As for Lisa’s question… The role of the Sanhedrin was to bring a single ruling to questions that needed them. Not to resolve every debate that came up. Or to put it more simply: There aren’t enough hours in a day for 71 men to answer every open halachic question at the rate they arise.
Simple proof: The dispute between using Rashi and using Rabbeinu Tam tefillin ran at least through much of the 2nd Temple Period until the rishonim, and more probably from Sinai on. (Given the ease of finding old tefillin and seeing what was done, it’s hard to believe anyone would forget what norm was if there ever was one. But in any case, the question was open for centuries of Sanhedrin without ever being resolved. Why? Because no one saw a need to unify pesaq on this issue.
Thus, since each tribe had their own high court and their own subculture and because communications aren’t what they are now, I proposed (as I wrote in the post) that there were more questions that didn’t require common resolution.
And then there are the non-halachic differences that shape our religious expression.
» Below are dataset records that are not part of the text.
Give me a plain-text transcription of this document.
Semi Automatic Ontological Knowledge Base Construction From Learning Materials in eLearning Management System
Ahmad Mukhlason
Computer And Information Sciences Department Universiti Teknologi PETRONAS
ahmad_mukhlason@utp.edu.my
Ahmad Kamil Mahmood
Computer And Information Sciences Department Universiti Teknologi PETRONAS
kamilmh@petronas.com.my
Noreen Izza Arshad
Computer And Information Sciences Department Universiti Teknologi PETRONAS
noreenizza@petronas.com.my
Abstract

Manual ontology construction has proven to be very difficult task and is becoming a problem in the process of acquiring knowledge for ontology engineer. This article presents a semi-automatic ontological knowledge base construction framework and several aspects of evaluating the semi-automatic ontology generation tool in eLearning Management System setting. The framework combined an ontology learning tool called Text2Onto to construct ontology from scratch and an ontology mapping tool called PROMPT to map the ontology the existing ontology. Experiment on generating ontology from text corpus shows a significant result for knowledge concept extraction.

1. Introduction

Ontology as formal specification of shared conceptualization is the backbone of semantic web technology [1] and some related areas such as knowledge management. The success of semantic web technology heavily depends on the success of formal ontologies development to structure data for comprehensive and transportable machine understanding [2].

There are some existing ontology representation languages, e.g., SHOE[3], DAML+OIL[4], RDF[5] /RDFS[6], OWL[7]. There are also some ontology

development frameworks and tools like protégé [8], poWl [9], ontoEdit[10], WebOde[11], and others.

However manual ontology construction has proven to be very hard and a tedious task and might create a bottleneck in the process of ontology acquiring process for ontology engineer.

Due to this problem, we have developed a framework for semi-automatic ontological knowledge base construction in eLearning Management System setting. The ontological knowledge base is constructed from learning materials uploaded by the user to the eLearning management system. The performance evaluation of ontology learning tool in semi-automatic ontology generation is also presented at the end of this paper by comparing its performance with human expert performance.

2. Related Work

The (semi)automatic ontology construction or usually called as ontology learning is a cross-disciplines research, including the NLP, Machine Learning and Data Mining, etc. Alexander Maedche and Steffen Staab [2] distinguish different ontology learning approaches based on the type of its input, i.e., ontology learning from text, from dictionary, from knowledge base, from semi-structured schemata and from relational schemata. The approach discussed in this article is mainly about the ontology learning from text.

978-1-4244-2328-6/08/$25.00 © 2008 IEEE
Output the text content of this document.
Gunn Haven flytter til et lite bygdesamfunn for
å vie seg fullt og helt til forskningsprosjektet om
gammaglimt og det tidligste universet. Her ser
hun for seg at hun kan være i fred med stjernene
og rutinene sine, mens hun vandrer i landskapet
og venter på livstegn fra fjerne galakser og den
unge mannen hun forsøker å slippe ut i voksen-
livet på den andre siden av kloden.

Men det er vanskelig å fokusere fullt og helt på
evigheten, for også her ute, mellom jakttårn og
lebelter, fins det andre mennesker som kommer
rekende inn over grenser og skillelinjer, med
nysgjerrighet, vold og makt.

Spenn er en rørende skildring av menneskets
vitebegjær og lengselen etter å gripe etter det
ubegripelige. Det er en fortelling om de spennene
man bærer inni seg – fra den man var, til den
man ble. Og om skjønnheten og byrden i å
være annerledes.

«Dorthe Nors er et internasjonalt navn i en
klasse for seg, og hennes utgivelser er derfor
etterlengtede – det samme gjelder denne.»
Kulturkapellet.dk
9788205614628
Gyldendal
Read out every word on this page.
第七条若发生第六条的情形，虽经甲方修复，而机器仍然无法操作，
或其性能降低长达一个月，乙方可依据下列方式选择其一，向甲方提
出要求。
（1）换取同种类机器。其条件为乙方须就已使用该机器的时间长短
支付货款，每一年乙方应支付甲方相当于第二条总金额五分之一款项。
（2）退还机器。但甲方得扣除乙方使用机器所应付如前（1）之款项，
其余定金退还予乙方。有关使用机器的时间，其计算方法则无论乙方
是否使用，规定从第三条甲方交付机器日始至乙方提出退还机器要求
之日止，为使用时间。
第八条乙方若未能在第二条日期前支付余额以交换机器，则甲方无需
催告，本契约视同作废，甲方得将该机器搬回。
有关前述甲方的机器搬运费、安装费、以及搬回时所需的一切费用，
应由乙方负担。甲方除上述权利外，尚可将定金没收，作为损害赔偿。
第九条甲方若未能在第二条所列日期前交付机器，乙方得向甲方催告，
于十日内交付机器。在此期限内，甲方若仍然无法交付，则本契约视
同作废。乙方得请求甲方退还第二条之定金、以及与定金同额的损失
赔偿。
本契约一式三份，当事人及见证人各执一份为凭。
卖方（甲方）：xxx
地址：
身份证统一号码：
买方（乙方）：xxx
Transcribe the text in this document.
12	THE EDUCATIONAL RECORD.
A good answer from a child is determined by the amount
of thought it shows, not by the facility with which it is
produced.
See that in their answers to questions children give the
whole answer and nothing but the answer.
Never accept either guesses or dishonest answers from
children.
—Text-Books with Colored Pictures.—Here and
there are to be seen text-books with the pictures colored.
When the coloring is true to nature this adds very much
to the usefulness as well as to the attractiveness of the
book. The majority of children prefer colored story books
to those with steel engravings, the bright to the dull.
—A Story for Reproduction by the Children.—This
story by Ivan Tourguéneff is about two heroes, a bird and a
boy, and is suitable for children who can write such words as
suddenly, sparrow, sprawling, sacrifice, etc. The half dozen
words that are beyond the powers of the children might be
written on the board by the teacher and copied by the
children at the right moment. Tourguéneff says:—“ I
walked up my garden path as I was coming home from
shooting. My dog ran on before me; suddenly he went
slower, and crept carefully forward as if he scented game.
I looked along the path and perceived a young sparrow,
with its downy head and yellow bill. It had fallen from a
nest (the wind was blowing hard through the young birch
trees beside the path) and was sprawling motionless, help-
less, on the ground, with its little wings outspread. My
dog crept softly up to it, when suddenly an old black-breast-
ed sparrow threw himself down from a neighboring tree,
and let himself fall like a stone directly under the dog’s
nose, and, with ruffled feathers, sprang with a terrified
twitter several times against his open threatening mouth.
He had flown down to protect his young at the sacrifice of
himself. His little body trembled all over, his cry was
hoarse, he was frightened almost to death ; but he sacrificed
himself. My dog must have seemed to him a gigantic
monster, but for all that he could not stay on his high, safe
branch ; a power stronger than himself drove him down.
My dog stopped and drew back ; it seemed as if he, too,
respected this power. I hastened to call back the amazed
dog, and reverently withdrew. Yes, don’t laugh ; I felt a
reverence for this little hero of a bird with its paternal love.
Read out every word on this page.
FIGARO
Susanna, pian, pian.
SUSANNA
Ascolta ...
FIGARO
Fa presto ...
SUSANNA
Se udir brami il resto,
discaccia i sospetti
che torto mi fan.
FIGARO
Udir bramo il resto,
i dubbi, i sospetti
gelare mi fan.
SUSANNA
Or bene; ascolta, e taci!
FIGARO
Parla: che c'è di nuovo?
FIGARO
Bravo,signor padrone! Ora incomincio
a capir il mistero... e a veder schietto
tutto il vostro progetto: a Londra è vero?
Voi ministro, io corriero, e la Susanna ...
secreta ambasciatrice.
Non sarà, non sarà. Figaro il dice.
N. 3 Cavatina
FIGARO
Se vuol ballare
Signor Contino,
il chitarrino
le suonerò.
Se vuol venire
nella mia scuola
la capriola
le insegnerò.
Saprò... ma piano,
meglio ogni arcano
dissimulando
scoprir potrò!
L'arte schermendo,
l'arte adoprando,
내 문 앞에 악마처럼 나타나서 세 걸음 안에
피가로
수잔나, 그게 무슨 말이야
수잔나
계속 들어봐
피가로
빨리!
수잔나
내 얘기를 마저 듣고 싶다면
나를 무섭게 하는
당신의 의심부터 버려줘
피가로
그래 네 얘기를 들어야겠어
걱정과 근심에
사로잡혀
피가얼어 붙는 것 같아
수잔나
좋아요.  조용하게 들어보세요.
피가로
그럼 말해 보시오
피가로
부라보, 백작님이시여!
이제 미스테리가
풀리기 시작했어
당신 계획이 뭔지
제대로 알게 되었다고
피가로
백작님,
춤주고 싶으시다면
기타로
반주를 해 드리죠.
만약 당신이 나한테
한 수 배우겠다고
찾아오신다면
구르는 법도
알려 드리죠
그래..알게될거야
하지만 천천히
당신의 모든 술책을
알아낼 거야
A yeshiva guy and a Modern Orthodox Jew who both turn to the Shulchan Arukh and Mishnah Berurah (even both quote Shemiras Shabbos Kehilchaso) still vary significantly in religious expression and outlook. Issues like tendencies toward compassion and justice or confronting the world vs ascenticism are attitudes that run below specific and codifiable halakhah.
A true-blue Brisker cannot stomach the idea that there was something that Moshe Rabbeinu did not know. Since they define knowledge as sheleymus, that result is almost inevitalbe.